By Carey Wedler
A consulting firm hired to elect Donald Trump in the 2016 election is responsible for the leak of data belonging to nearly 200 million Americans, according to UpGuard, a cyber-risk consulting firm.
According to UpGuard, Chris Vickery, one of the firm’s cyber risk analysts, discovered the server where the data was publicly stored. It includes “dates of birth, home addresses, phone numbers, and voter registration details, as well as data described as ‘modeled’ voter ethnicities and religions.” Roughly 198 million Americans’ data was stored on the server, according to UpGuard’s explanation of their findings.
The firm explained:
The data, which was stored in a publicly accessible cloud server owned by Republican data firm Deep Root Analytics, included 1.1 terabytes of entirely unsecured personal information compiled by DRA and at least two other Republican contractors, TargetPoint Consulting, Inc. and Data Trust.
Data Trust is a “data warehouse” that provides records for the GOP, while Target Point is a Republican-focused market research firm.

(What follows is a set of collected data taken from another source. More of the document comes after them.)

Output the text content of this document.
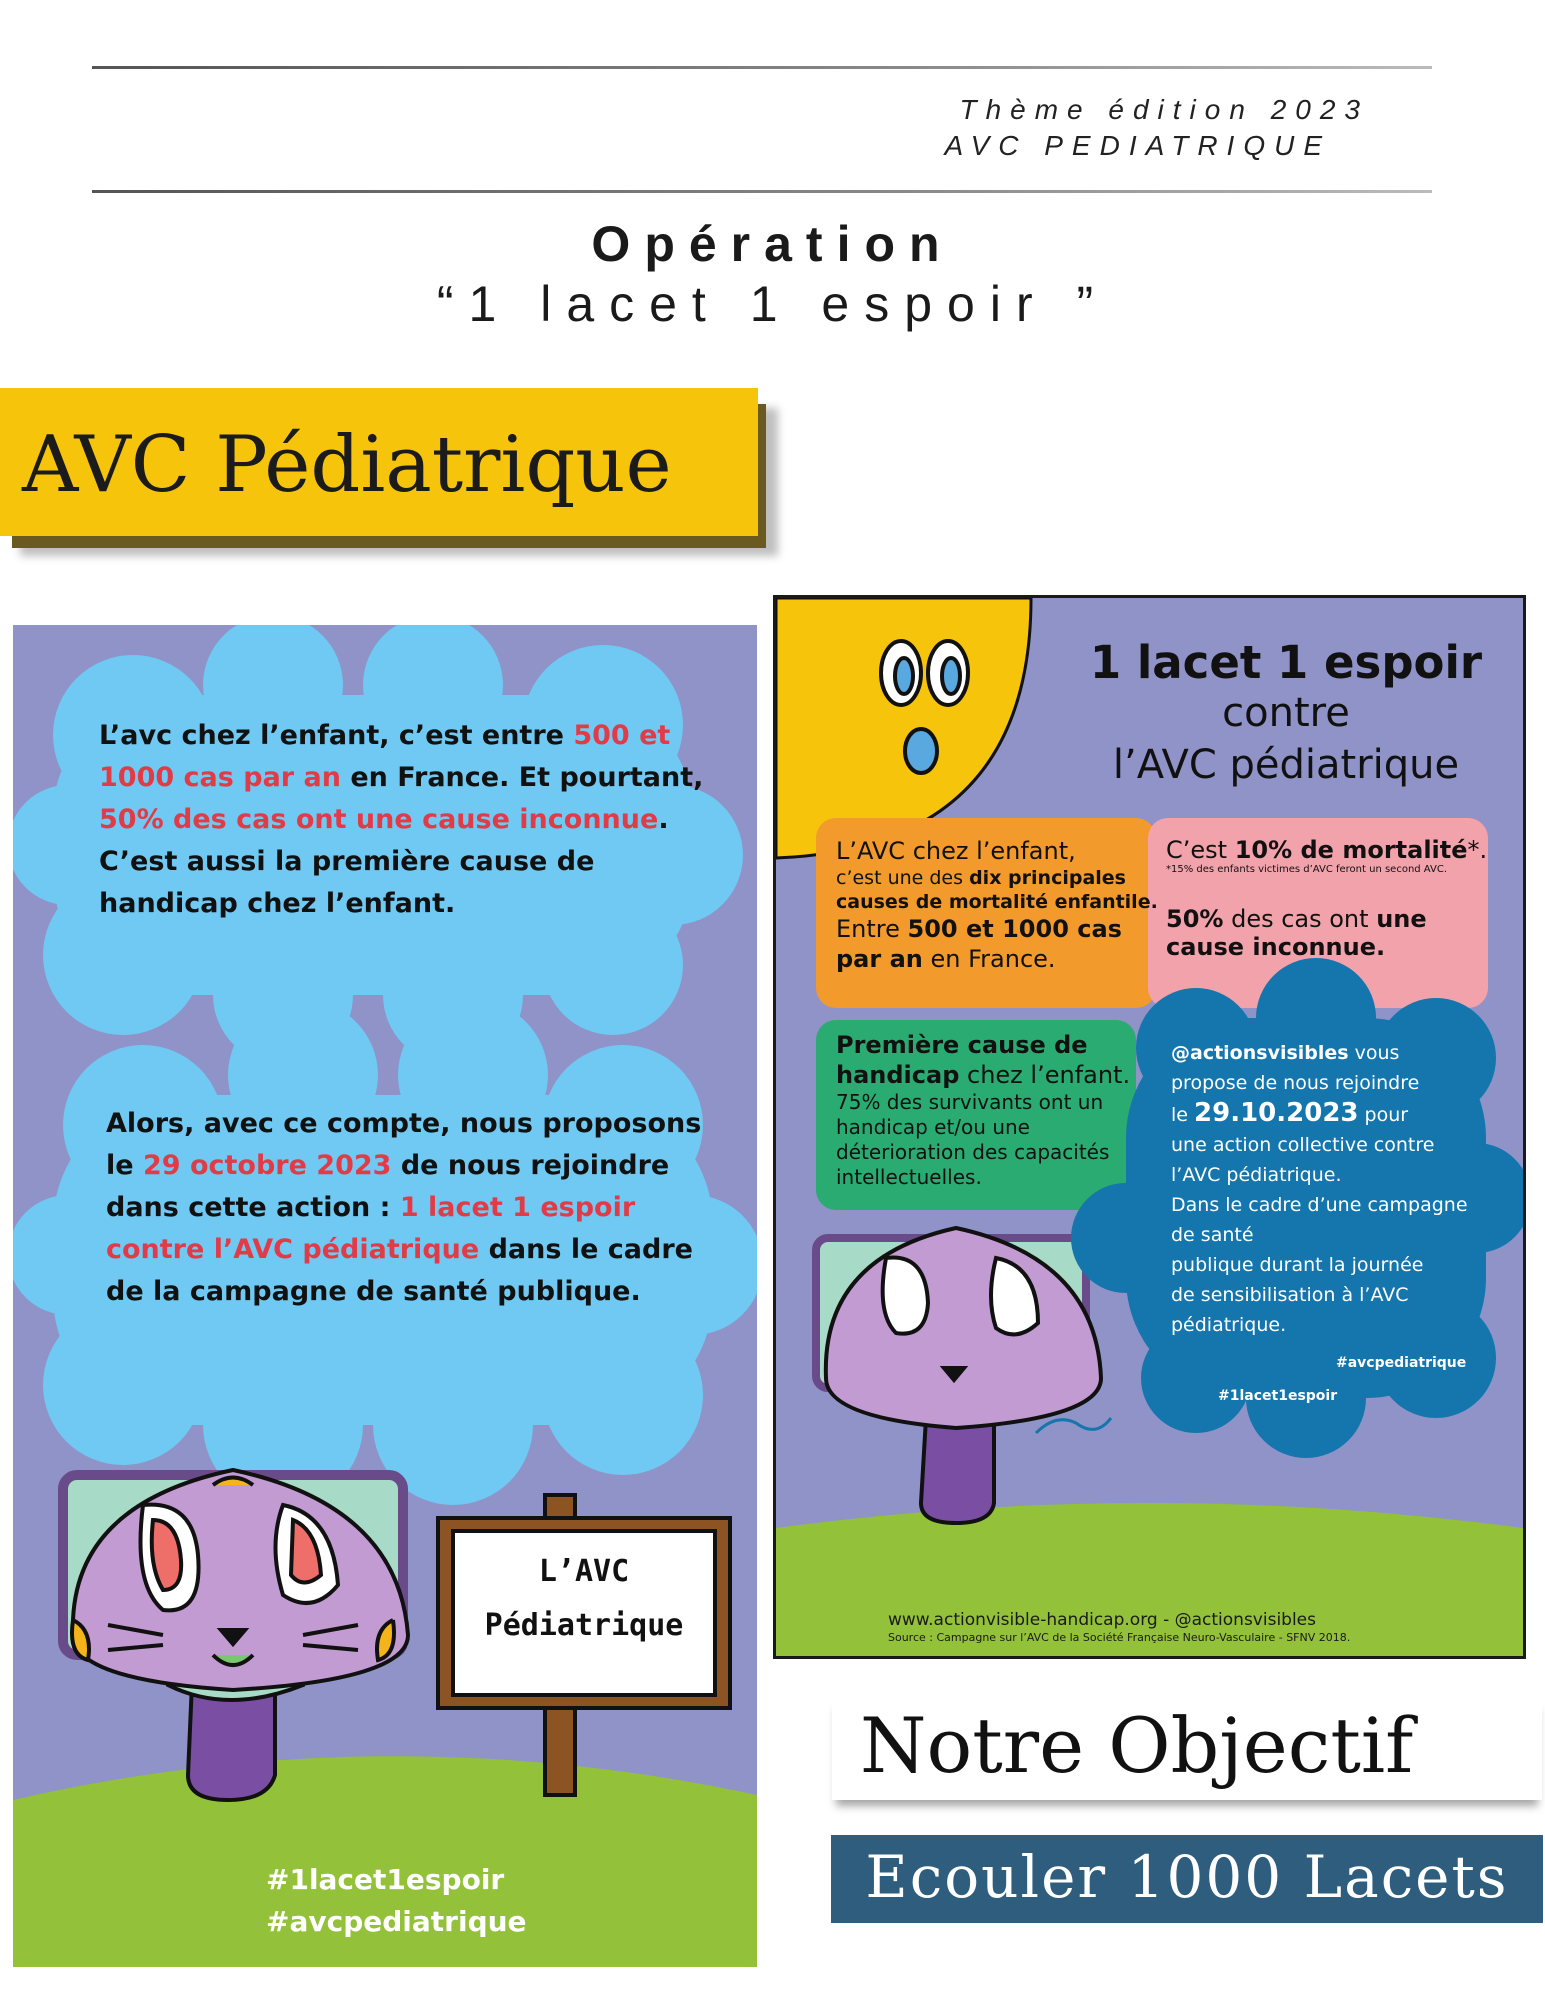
Thème édition 2023
AVC PEDIATRIQUE
Opération
“1 lacet 1 espoir ”
AVC Pédiatrique
L’avc chez l’enfant, c’est entre 500 et
1000 cas par an en France. Et pourtant,
50% des cas ont une cause inconnue.
C’est aussi la première cause de
handicap chez l’enfant.
Alors, avec ce compte, nous proposons
le 29 octobre 2023 de nous rejoindre
dans cette action : 1 lacet 1 espoir
contre l’AVC pédiatrique dans le cadre
de la campagne de santé publique.
L’AVC
Pédiatrique
#1lacet1espoir
#avcpediatrique
1 lacet 1 espoir
contre
l’AVC pédiatrique
L’AVC chez l’enfant,
c’est une des dix principales
causes de mortalité enfantile.
Entre 500 et 1000 cas
par an en France.
C’est 10% de mortalité*.
*15% des enfants victimes d’AVC feront un second AVC.
50% des cas ont une
cause inconnue.
Première cause de
handicap chez l’enfant.
75% des survivants ont un
handicap et/ou une
déterioration des capacités
intellectuelles.
@actionsvisibles vous
propose de nous rejoindre
le 29.10.2023 pour
une action collective contre
l’AVC pédiatrique.
Dans le cadre d’une campagne
de santé
publique durant la journée
de sensibilisation à l’AVC
pédiatrique.
#avcpediatrique
#1lacet1espoir
www.actionvisible-handicap.org - @actionsvisibles
Source : Campagne sur l’AVC de la Société Française Neuro-Vasculaire - SFNV 2018.
Notre Objectif
Ecouler 1000 Lacets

ZDNET, a tech-oriented outlet, confirmed UpGuard’s findings, explaining that after Mitt Romney lost the 2012 election, the Republican party set out to replicate the left’s “data-driven techniques,” which Barack Obama’s 2008 campaign used with great success:
Through a handful of companies, including data firms, market researchers, and analytics providers, the GOP replicated that Obama campaign strategy by helping its political candidates make data-based decisions about their campaigns.
UpGuard discussed the “misconfigured database,” noting it is unclear how long the data was exposed but that it included 9.5 billion data points on as many as 3 out of 5 Americans, “scoring 198 million potential US voters on their likely political preferences using advanced algorithmic modeling across forty-eight different categories.”
Vickery discovered the open cloud repository while searching for misconfigured data sources for UpGuard’s research team. “The data repository, an Amazon Web Services S3 bucket, lacked any protection against access,” UpGuard writes. “As such, anyone with an internet connection could have accessed the Republican data operation used to power Donald Trump’s presidential victory, simply by navigating to a six-character Amazon subdomain: ‘dra-dw.’”
The files also contain data compiled following the election. ZDNET explained further, noting information specifically from TargetPoint:
Some of these files, says UpGuard, contain millions of entries that appear to rate voters on the post-election likelihood of supporting a certain policy, candidate, or belief on a scale of ‘very unlikely’ to ‘very likely.’
According to UpGuard, Deep Root Analytics has acknowledged they operated the repository and secured it after Vickery reported the breach to federal authorities on June 14.
Before that, 1.1 terabytes — the equivalent of 500 hours of video — was publicly available for download and included “file directories named for a number of high-powered and influential Republican political organizations.” Some additional 24 terabytes had been configured to prevent public access, making the total amount of data “equivalent in size to about 10 billion pages of text.”
“Less clear was the significance of intriguing but inaccessible files, such as one titled “for_strategy_xroads_updated_FINAL” – which may refer in some capacity to American Crossroads, the Super PAC co-founded by former George W. Bush adviser Karl Rove that was very active in 2016 electoral financing. Also found was a large cache of Reddit posts, saved as text,” UpGuard noted.
ZDNET reported that Data Trust refused to comment on the findings and TargetPoint had not responded to a request for comment.
Alex Lundry, co-founder of Data Root, said the company is taking “full responsibility for this situation.”
“Deep Root Analytics has become aware that a number of files within our online storage system were accessed without our knowledge,” he said.
He also added:
We accept full responsibility, will continue with our investigation, and based on the information we have gathered thus far, we do not believe that our systems have been hacked.
The firm may be taking responsibility for what UpGuard believes is the largest U.S. voter data breach ever, but UpGuard’s findings and Data Root’s subsequent admission reveals something as disturbing as the leak itself: the lengths the political establishment will go to secure power.
The widespread, rigorous degree of data analysis on millions of individuals — not to mention the carelessness with which that data was stored — reflects what many Americans increasingly understand: elections are not about representing people, but rather, studying them, analyzing them, and manipulating them into supporting ruling institutions and politicians.
Regardless, UpGuard warned that unless firms begin handling their data more responsibly, another leak of this scale is inevitable:
Despite the breadth of this breach, it will doubtlessly be topped in the future—to a likely far more damaging effect—if the ethos of cyber resilience across all platforms does not become the common language of all internet-facing systems.